Sida
«<i>Il faut faire jouer un mécanisme de compétition</i>»
Gaelle Krikorian, membre de la commission Nord/Sud de l'association Act Up, à Paris, très impliquée dans la lutte contre le sida, réagit sur l'abandon de la plainte déposée par 39 firmes pharmaceutiques contre le gouvernement sud-africain, qui bloquait depuis trois ans la mise en £uvre d'une loi permettant le recours aux médicaments génériques. Cette victoire importante au niveau symbolique ne représente pourtant pas, pour elle, la garantie d'un véritable changement de stratégie de la part des laboratoires.
RFI: Que pensez-vous du retrait de leur plainte contre le gouvernement sud-africain par les 39 firmes pharmaceutiques ? Cela dénote-t-il une véritable prise de conscience ou ont-elles cédé face à la pression populaire et médiatique ?

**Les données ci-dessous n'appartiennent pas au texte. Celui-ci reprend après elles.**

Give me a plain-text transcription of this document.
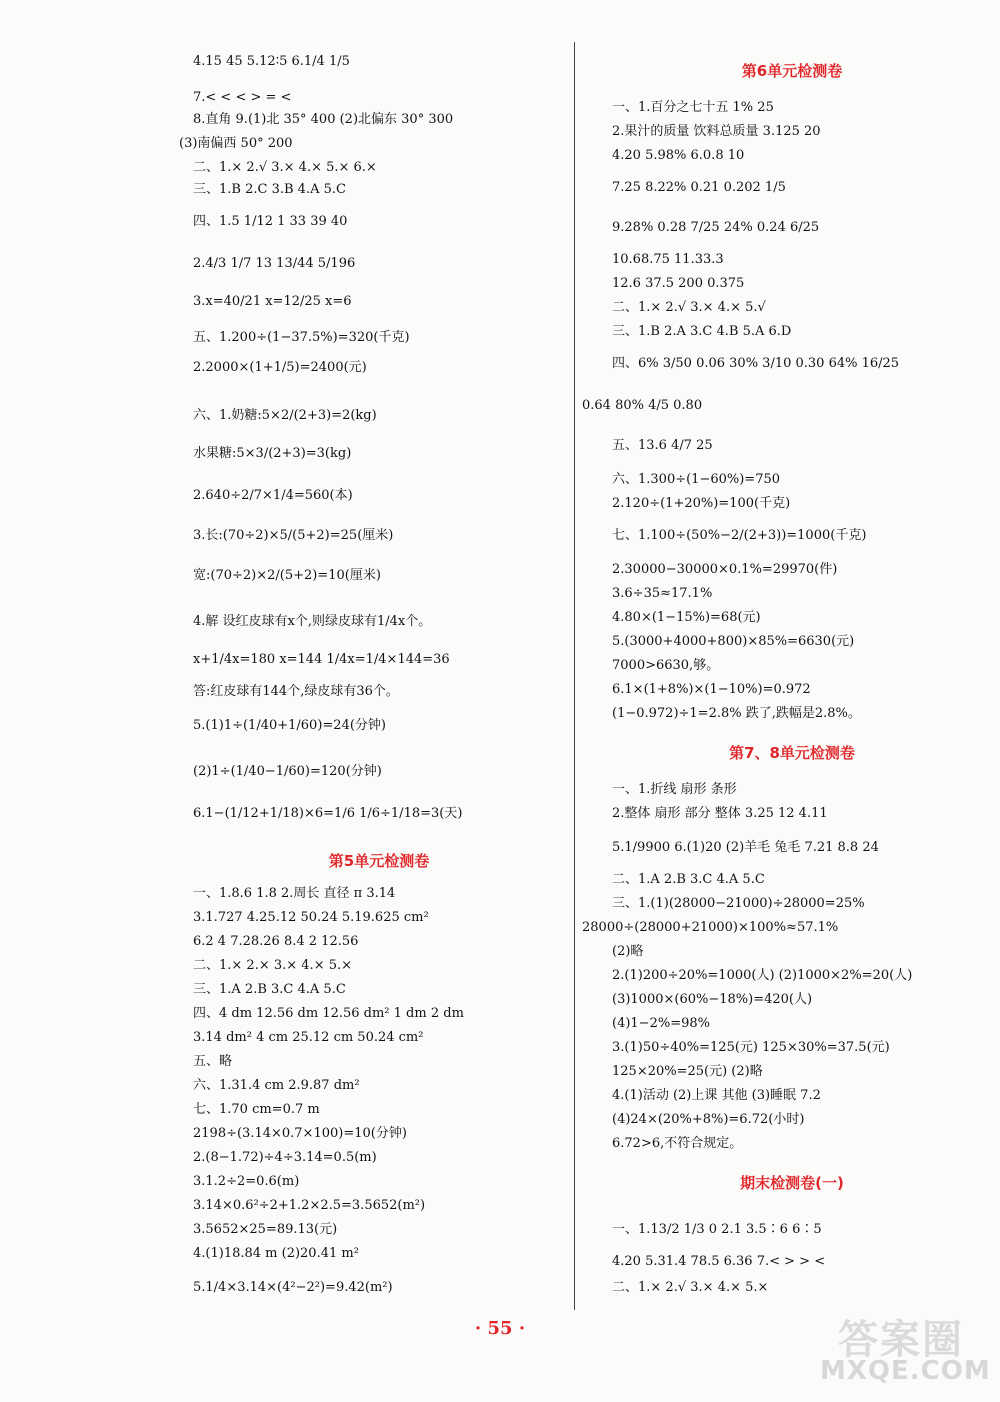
4.15 45 5.12∶5 6.1/4 1/5
7.< < < > = <
8.直角 9.(1)北 35° 400 (2)北偏东 30° 300
(3)南偏西 50° 200
二、1.× 2.√ 3.× 4.× 5.× 6.×
三、1.B 2.C 3.B 4.A 5.C
四、1.5 1/12 1 33 39 40
2.4/3 1/7 13 13/44 5/196
3.x=40/21 x=12/25 x=6
五、1.200÷(1−37.5%)=320(千克)
2.2000×(1+1/5)=2400(元)
六、1.奶糖:5×2/(2+3)=2(kg)
水果糖:5×3/(2+3)=3(kg)
2.640÷2/7×1/4=560(本)
3.长:(70÷2)×5/(5+2)=25(厘米)
宽:(70÷2)×2/(5+2)=10(厘米)
4.解 设红皮球有x个,则绿皮球有1/4x个。
x+1/4x=180 x=144 1/4x=1/4×144=36
答:红皮球有144个,绿皮球有36个。
5.(1)1÷(1/40+1/60)=24(分钟)
(2)1÷(1/40−1/60)=120(分钟)
6.1−(1/12+1/18)×6=1/6 1/6÷1/18=3(天)
第5单元检测卷
一、1.8.6 1.8 2.周长 直径 π 3.14
3.1.727 4.25.12 50.24 5.19.625 cm²
6.2 4 7.28.26 8.4 2 12.56
二、1.× 2.× 3.× 4.× 5.×
三、1.A 2.B 3.C 4.A 5.C
四、4 dm 12.56 dm 12.56 dm² 1 dm 2 dm
3.14 dm² 4 cm 25.12 cm 50.24 cm²
五、略
六、1.31.4 cm 2.9.87 dm²
七、1.70 cm=0.7 m
2198÷(3.14×0.7×100)=10(分钟)
2.(8−1.72)÷4÷3.14=0.5(m)
3.1.2÷2=0.6(m)
3.14×0.6²÷2+1.2×2.5=3.5652(m²)
3.5652×25=89.13(元)
4.(1)18.84 m (2)20.41 m²
5.1/4×3.14×(4²−2²)=9.42(m²)
第6单元检测卷
一、1.百分之七十五 1% 25
2.果汁的质量 饮料总质量 3.125 20
4.20 5.98% 6.0.8 10
7.25 8.22% 0.21 0.202 1/5
9.28% 0.28 7/25 24% 0.24 6/25
10.68.75 11.33.3
12.6 37.5 200 0.375
二、1.× 2.√ 3.× 4.× 5.√
三、1.B 2.A 3.C 4.B 5.A 6.D
四、6% 3/50 0.06 30% 3/10 0.30 64% 16/25
0.64 80% 4/5 0.80
五、13.6 4/7 25
六、1.300÷(1−60%)=750
2.120÷(1+20%)=100(千克)
七、1.100÷(50%−2/(2+3))=1000(千克)
2.30000−30000×0.1%=29970(件)
3.6÷35≈17.1%
4.80×(1−15%)=68(元)
5.(3000+4000+800)×85%=6630(元)
7000>6630,够。
6.1×(1+8%)×(1−10%)=0.972
(1−0.972)÷1=2.8% 跌了,跌幅是2.8%。
第7、8单元检测卷
一、1.折线 扇形 条形
2.整体 扇形 部分 整体 3.25 12 4.11
5.1/9900 6.(1)20 (2)羊毛 兔毛 7.21 8.8 24
二、1.A 2.B 3.C 4.A 5.C
三、1.(1)(28000−21000)÷28000=25%
28000÷(28000+21000)×100%≈57.1%
(2)略
2.(1)200÷20%=1000(人) (2)1000×2%=20(人)
(3)1000×(60%−18%)=420(人)
(4)1−2%=98%
3.(1)50÷40%=125(元) 125×30%=37.5(元)
125×20%=25(元) (2)略
4.(1)活动 (2)上课 其他 (3)睡眠 7.2
(4)24×(20%+8%)=6.72(小时)
6.72>6,不符合规定。
期末检测卷(一)
一、1.13/2 1/3 0 2.1 3.5∶6 6∶5
4.20 5.31.4 78.5 6.36 7.< > > <
二、1.× 2.√ 3.× 4.× 5.×
· 55 ·	答案圈
MXQE.COM
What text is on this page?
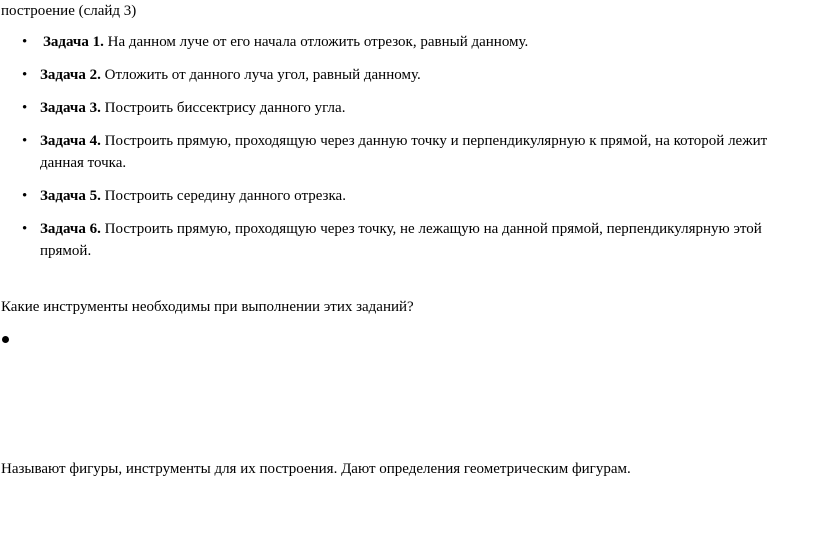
построение (слайд 3)

• Задача 1. На данном луче от его начала отложить отрезок, равный данному.
• Задача 2. Отложить от данного луча угол, равный данному.
• Задача 3. Построить биссектрису данного угла.
• Задача 4. Построить прямую, проходящую через данную точку и перпендикулярную к прямой, на которой лежит данная точка.
• Задача 5. Построить середину данного отрезка.
• Задача 6. Построить прямую, проходящую через точку, не лежащую на данной прямой, перпендикулярную этой прямой.

Какие инструменты необходимы при выполнении этих заданий?

Называют фигуры, инструменты для их построения. Дают определения геометрическим фигурам.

Gaelle Krikorian: Je ne pense pas que l'on puisse parler d'une quelconque prise de conscience de l'industrie pharmaceutique. On peut se féliciter d'un grand travail de mobilisation qui a d'abord été initié par le groupe sud-africain TAC (Treatment action campaign), qui a été relayé par différentes associations et activistes aussi bien en Europe qu'aux Etats-Unis, qui a ensuite été soutenu par le parlement européen, Nelson Mandela. C'était une reconnaissance publique que l'attaque des compagnies pharmaceutiques à l'encontre du gouvernement sud-africain n'avait pas lieu d'être. C'était une condamnation de cette attitude. L'industrie n'avait pas d'autre choix que de se replier face à cette mobilisation.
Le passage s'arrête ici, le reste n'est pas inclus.